De son côté, Ada Marra (PS/VD) est à l’origine d’un rapport sur les sans-papiers qu’elle est en passe d’achever. Membre de plusieurs commissions, dont celle de la santé sociale, de l’égalité et de la migration, elle est dans son élément. «Je crois aux droits humains et le Conseil de l’Europe est l’un des meilleurs endroits pour les défendre», déclare-t-elle. Durant les auditions auxquelles elle a procédé, elle a pris garde de «mettre l’humain au centre», ce que les grandes organisations internationales, dans leur propre logique de fonctionnement, ont tendance à oublier. Dans son rapport, elle prônera des programmes de régularisation avec de bonnes pratiques.
C’est bien sûr l’UDC, représentée par quatre élus, qui se montre la plus critique envers l’institution de Strasbourg. «Ici, on fait trop de discours et de rapports.
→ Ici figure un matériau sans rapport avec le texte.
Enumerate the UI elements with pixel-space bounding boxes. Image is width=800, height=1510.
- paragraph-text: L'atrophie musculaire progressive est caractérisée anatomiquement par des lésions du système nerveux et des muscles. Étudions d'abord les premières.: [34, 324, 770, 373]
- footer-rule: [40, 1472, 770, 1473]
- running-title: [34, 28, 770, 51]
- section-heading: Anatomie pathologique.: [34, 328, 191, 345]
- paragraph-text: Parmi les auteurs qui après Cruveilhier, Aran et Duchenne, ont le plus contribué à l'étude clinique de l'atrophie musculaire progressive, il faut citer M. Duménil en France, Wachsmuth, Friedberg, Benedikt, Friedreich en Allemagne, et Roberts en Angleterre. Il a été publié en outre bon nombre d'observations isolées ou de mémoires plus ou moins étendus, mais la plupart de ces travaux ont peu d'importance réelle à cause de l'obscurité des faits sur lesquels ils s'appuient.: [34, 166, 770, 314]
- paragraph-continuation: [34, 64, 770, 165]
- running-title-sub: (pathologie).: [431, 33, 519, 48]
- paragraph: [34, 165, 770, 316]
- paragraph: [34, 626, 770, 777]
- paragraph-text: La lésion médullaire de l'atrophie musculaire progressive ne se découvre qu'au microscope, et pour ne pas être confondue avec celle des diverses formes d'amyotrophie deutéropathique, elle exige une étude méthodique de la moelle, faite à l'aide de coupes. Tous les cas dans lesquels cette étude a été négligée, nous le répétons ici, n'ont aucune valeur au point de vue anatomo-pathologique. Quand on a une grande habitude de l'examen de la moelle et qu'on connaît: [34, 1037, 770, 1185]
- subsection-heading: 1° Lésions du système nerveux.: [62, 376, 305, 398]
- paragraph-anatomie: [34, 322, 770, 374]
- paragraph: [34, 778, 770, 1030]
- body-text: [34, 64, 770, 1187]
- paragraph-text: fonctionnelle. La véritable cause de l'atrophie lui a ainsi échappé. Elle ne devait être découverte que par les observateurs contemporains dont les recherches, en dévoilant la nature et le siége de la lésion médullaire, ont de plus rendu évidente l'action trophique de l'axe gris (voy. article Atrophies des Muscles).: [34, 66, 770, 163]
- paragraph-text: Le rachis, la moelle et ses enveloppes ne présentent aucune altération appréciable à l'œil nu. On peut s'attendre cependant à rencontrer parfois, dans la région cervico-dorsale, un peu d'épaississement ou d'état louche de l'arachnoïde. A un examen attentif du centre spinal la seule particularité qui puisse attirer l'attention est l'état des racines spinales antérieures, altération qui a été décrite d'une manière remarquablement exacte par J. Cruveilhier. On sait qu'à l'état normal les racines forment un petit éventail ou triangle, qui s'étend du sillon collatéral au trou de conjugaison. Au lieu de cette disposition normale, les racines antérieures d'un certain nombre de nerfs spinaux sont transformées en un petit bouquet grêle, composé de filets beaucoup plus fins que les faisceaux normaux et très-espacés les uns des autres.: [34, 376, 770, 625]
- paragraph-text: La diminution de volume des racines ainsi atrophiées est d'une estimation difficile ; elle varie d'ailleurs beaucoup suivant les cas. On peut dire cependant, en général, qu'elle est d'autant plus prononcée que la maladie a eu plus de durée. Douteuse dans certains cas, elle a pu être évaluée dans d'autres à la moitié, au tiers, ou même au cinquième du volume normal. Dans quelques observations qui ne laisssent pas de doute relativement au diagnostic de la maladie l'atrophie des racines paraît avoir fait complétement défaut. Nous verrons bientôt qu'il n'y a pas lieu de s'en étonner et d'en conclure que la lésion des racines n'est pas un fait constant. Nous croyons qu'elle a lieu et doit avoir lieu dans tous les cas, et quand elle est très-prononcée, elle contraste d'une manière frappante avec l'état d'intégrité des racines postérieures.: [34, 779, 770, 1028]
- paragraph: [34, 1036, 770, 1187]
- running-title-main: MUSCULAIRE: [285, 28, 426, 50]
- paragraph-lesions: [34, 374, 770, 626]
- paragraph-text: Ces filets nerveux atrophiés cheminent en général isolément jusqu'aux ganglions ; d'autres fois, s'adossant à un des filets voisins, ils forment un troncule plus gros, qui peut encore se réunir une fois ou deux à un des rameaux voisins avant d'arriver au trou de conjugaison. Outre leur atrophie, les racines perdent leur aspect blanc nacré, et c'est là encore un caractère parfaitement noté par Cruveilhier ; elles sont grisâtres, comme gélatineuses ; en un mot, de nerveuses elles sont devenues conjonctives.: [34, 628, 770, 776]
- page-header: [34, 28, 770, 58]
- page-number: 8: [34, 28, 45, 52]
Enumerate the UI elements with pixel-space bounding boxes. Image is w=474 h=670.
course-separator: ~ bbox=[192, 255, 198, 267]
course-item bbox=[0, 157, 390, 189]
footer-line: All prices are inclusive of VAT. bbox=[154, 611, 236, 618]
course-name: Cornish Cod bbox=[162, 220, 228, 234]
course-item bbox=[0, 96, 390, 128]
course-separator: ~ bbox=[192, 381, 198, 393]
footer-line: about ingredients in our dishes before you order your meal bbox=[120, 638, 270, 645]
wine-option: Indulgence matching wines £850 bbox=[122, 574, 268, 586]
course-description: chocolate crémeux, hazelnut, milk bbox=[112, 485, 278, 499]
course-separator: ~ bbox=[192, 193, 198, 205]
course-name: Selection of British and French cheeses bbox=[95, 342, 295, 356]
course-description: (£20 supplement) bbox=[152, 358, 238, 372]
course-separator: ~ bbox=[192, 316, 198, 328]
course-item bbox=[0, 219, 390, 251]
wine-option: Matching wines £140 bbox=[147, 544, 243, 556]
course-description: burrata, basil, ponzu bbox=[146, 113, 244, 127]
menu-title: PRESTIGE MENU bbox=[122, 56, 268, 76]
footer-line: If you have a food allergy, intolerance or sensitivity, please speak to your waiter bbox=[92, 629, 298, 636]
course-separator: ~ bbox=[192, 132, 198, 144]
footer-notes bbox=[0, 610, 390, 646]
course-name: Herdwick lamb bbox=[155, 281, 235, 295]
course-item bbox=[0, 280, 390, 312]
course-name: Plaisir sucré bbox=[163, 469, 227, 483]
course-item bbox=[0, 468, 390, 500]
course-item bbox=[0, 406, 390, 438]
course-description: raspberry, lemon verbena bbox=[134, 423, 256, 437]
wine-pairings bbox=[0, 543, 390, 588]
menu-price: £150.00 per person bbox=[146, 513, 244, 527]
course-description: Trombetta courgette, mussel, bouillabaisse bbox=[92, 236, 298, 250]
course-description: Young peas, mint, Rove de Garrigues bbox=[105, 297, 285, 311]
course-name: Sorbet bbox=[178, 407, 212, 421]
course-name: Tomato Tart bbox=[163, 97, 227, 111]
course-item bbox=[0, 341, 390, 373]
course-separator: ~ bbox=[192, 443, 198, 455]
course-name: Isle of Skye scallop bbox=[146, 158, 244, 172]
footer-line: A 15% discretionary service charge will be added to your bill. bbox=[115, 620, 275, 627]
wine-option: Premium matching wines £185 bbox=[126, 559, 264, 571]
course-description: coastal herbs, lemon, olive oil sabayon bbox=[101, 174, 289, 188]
Certaines délégations ne considèrent cette enceinte que comme une machine de propagande pour les intérêts de leur pays», regrette Roland Rino Büchel (UDC/SG). Interrogé sur la plainte des Aînées pour le climat, il hausse les épaules: «Pour moi, la sanction du peuple suisse qui a rejeté la loi sur le CO2 aura toujours plus de légitimité qu’un arrêt de la Cour de Strasbourg».
Dans la capitale alsacienne, la session a pris fin le 28 avril. Les Suisses ont regagné leurs pénates en trois à cinq heures, tandis que la présidente de la délégation ukrainienne, Maria Mezentseva, a eu besoin de vingt-trois heures – via Francfort, Varsovie, Lviv et Kiev – pour rejoindre Kharkiv où elle réside. La guerre, qu’on croyait anachronique, fait à nouveau rage en Europe. Né des cendres d’Auschwitz, le Conseil de l’Europe est aujourd’hui confronté à celles de Boutcha. Pour lui, l’heure de vérité sonnera à Reykjavik. «De deux choses l’une, résume Damien Cottier, soit nous baissons les bras et le Conseil de l’Europe ne sert plus à rien, soit nous croyons à ses valeurs et réussissons à renforcer ses moyens. Pour ma part, je veux y croire.»